Arts International transports FMU around the world


Guests enjoy the Arts International Festival held on Saturday, March 31. Flags from various countries lined the area between the McNair Science Building and the Smith University Center.

Melissa Rollins, Staff Writer

Arts International took place for the third year in a row on Saturday, Mar. 31 on the campus of Francis Marion University.

The event featured food, performers and crafts from all over the world as well as local vendors. It took place over the entire campus and lasted from 10 a.m. until 5 p.m.

Florence resident Scarlett Canter brought her sons to the event for a day of fun and new experiences.

“We have come almost every year,” Canter said. “We came (today) to experience stuff you don’t see every day in Florence.”

Canter said that they had already seen the Ngoma Za Kongo (“Drums of Congo”) and were looking forward to seeing the Chinese Acrobats from the Bureau of Lectures later in the day. Her older son Dalton added that Arts International is “just awesome,” to which her younger son Aidan chimed in, “plus they have really good food!”

The Smith University Center (UC) Commons was transformed to display arts and crafts from local artists. Some of the vendors included The Earring Lady from Florence and Witzel Art from Pawleys Island.

Part of the UC gym was sectioned off to display cultural tables. Some of the countries represented included Israel, China, Peru, Greece and the Ukraine. Each table had clothing and food items from the country as well as pamphlets telling different aspects of the culture and people who live there. These items included things like shofar horns and yamakas from Israel and Yorkshire pudding from the United Kingdom.

The other side of the gym was the relocated home of the International Stage, due to rain earlier in the day.

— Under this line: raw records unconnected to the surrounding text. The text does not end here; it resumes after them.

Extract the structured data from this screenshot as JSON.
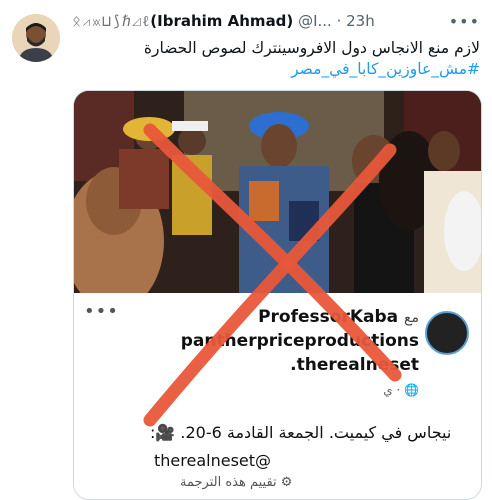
{
  "tweet": {
    "display_glyphs": "ᛟ⩘⩙⊔⟆ℏ⊿ℓ",
    "author_name": "(Ibrahim Ahmad)",
    "handle": "@I...",
    "separator": "·",
    "time": "23h",
    "more_icon": "more-dots-icon",
    "text": "لازم منع الانجاس دول الافروسينترك لصوص الحضارة",
    "hashtag": "#مش_عاوزين_كابا_في_مصر"
  },
  "embedded_card": {
    "line1_name": "ProfessorKaba",
    "line1_ma": "مع",
    "line2": "pantherpriceproductions",
    "line3": ".therealneset",
    "line4_meta": "ي · 🌐",
    "body_rtl": "نيجاس في كيميت. الجمعة القادمة 6-20. 🎥:",
    "body_handle": "therealneset@",
    "translate_label": "⚙ تقييم هذه الترجمة"
  },
  "colors": {
    "accent_link": "#1d9bf0",
    "cross": "#e8573a"
  }
}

The Chinese Acrobats and the drummers from the Congo were some of the performers in the gym.

Senior visual arts major Ashley Burton attended the event as president of the Japan Club, but she found time to walk around and see other parts of the event.

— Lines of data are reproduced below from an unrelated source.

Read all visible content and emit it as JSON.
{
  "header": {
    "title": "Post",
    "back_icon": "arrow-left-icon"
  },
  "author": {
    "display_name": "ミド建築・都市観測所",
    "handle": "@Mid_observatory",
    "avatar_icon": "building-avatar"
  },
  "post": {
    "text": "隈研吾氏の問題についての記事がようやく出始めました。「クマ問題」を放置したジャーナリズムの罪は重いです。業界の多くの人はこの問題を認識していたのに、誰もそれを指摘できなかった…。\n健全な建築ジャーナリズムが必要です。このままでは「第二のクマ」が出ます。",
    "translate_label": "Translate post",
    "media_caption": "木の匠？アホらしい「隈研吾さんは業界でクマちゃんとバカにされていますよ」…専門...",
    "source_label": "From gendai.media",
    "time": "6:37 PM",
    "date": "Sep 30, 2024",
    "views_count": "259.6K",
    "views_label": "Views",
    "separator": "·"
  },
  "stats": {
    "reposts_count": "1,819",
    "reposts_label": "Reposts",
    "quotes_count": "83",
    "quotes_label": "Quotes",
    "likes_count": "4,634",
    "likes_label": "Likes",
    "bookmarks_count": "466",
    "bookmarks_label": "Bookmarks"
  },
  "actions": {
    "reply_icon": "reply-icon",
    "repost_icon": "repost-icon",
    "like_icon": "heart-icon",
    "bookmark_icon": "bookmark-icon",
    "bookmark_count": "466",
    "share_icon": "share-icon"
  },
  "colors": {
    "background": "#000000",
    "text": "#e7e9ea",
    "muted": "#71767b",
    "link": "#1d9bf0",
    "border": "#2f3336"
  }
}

“Japan Club has a booth doing Gyotaku fish prints. I also saw the African drummers,” Burton said. “They were really good, but I was really sad the Japanese drummers couldn’t make it this year.”

The Japan Club booth was set up on the patio outside Founders Hall alongside a used book sale, an art swap and tables for making balloon sculptures and fabric bracelets.

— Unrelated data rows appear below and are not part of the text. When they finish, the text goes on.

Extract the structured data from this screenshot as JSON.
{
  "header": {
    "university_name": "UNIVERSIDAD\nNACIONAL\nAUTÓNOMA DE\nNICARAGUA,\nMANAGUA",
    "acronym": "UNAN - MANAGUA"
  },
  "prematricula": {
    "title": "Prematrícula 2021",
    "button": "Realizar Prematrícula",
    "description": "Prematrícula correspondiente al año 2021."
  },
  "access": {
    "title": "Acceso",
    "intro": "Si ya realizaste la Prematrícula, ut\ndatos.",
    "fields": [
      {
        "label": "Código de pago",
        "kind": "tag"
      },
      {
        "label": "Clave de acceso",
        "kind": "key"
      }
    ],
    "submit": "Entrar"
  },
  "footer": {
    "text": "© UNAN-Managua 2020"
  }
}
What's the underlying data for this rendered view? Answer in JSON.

Lowrimore Auditorium in the Cauthen Educational Media Center was the venue for the Blues Stage. Throughout the day, bands performed original songs and classic blues songs. Professor Bottleneck and Harmonica Frank were from Schwalmtal, Germany while the Michael Charles Blues Band traveled from Australia.

Senior mass commun-ication major Sybol English said that she had a really good time at the event.

“I enjoyed the arts and crafts that were handmade by the Charlestonians,” English said. “(But) I liked the international arts and crafts the best. Each country had something unique to show.”

English also said that she liked how the walkways leading up to the UC were lined with flags from many different countries.

Food was available all day from Ann’s Taste of Thai, Delhi Palace and George’s Funnel Cakes. Art exhibits were set up outside and inside of the Hyman Fine Arts Center, which also held musical performances in its recital hall throughout the day. The Chapman Auditorium in the McNair Science Building held two ballet performances by the Carolina Ballet Theatre.